Por conta da exposição, esta será a primeira vez que os Dom Quixotes de Seráfico deixarão a casa do professor. “Ultimamente estou selecionando um pouco, não compro mais qualquer peça. Os amigos que me conhecem até evitam me presentear para não dar alguma peça repetida”, diz o colecionador.

Segundo ele, a figura do cavaleiro é muito comum em feirinhas de todos os cantos. “Em toda cidade que chego costumo procurar, mas noto que a cada dia ele vai ficando mais raro à medida que o quadro de valores defendidos pela personagem também desaparece. A sociedade está apodrecendo de tal maneira que está mais para Sancho Pança do que para Dom Quixote”.


(Curadoria da exposição é de Óscar Ramos)

Outras atividades

A programação em homenagem ao Dia Internacional do Livro continua na terça (18) e na quinta-feira (20), com um circuito de palestras.
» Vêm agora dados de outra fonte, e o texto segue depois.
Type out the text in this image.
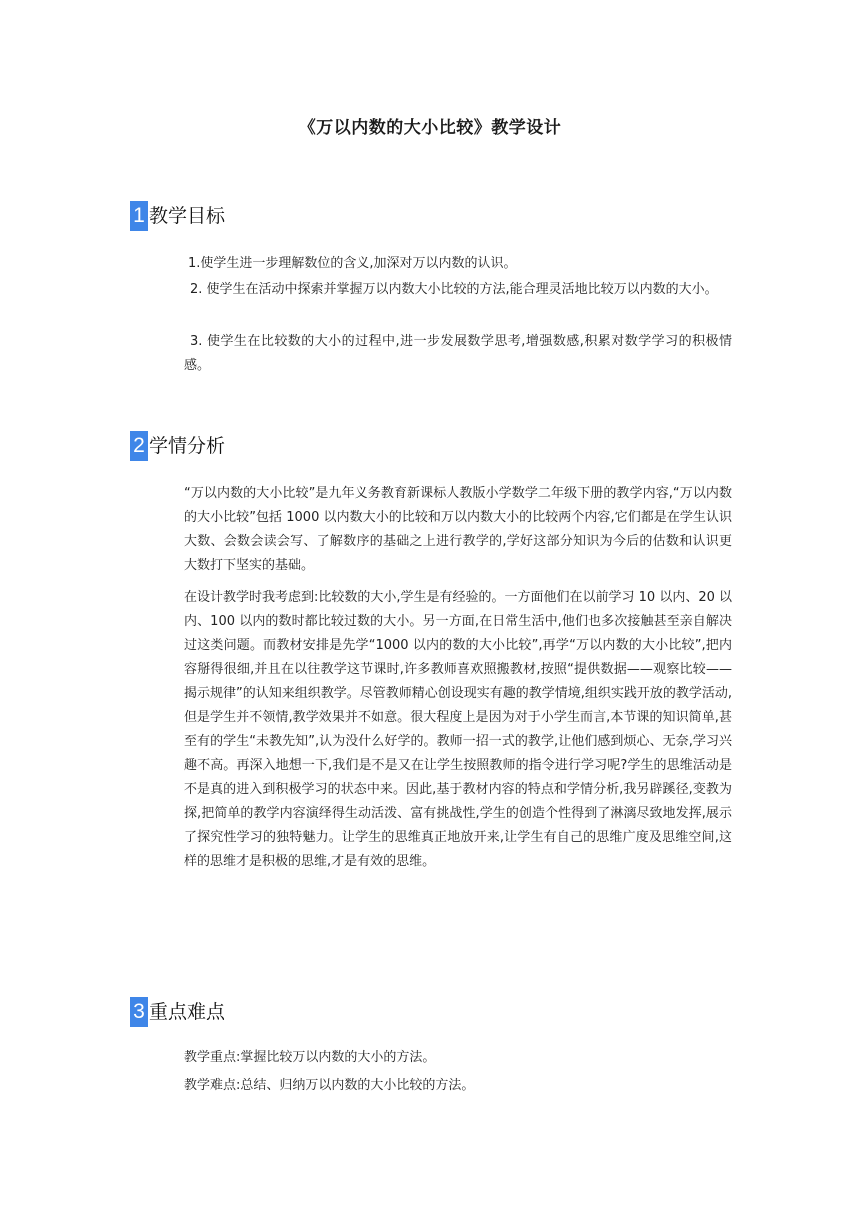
《万以内数的大小比较》教学设计
1 教学目标

1.使学生进一步理解数位的含义,加深对万以内数的认识。

2. 使学生在活动中探索并掌握万以内数大小比较的方法,能合理灵活地比较万以内数的大小。

3. 使学生在比较数的大小的过程中,进一步发展数学思考,增强数感,积累对数学学习的积极情感。

2 学情分析

“万以内数的大小比较”是九年义务教育新课标人教版小学数学二年级下册的教学内容,“万以内数的大小比较”包括 1000 以内数大小的比较和万以内数大小的比较两个内容,它们都是在学生认识大数、会数会读会写、了解数序的基础之上进行教学的,学好这部分知识为今后的估数和认识更大数打下坚实的基础。

在设计教学时我考虑到:比较数的大小,学生是有经验的。一方面他们在以前学习 10 以内、20 以内、100 以内的数时都比较过数的大小。另一方面,在日常生活中,他们也多次接触甚至亲自解决过这类问题。而教材安排是先学“1000 以内的数的大小比较”,再学“万以内数的大小比较”,把内容掰得很细,并且在以往教学这节课时,许多教师喜欢照搬教材,按照“提供数据——观察比较——揭示规律”的认知来组织教学。尽管教师精心创设现实有趣的教学情境,组织实践开放的教学活动,但是学生并不领情,教学效果并不如意。很大程度上是因为对于小学生而言,本节课的知识简单,甚至有的学生“未教先知”,认为没什么好学的。教师一招一式的教学,让他们感到烦心、无奈,学习兴趣不高。再深入地想一下,我们是不是又在让学生按照教师的指令进行学习呢?学生的思维活动是不是真的进入到积极学习的状态中来。因此,基于教材内容的特点和学情分析,我另辟蹊径,变教为探,把简单的教学内容演绎得生动活泼、富有挑战性,学生的创造个性得到了淋漓尽致地发挥,展示了探究性学习的独特魅力。让学生的思维真正地放开来,让学生有自己的思维广度及思维空间,这样的思维才是积极的思维,才是有效的思维。

3 重点难点

教学重点:掌握比较万以内数的大小的方法。

教学难点:总结、归纳万以内数的大小比较的方法。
Na terça-feira, haverá uma palestra com o professor da Universidade Federal do Amazonas (Ufam), Saturnino Valladares, sobre a obra “Dom Quixote”, e ainda a leitura dramatizada da obra de Miguel de Cervantes e de poesias feitas por acadêmicos de Letras da Ufam. O evento será realizado de 9h às 12h, no Café Teatro (av. Sete de Setembro, ao lado do Basa).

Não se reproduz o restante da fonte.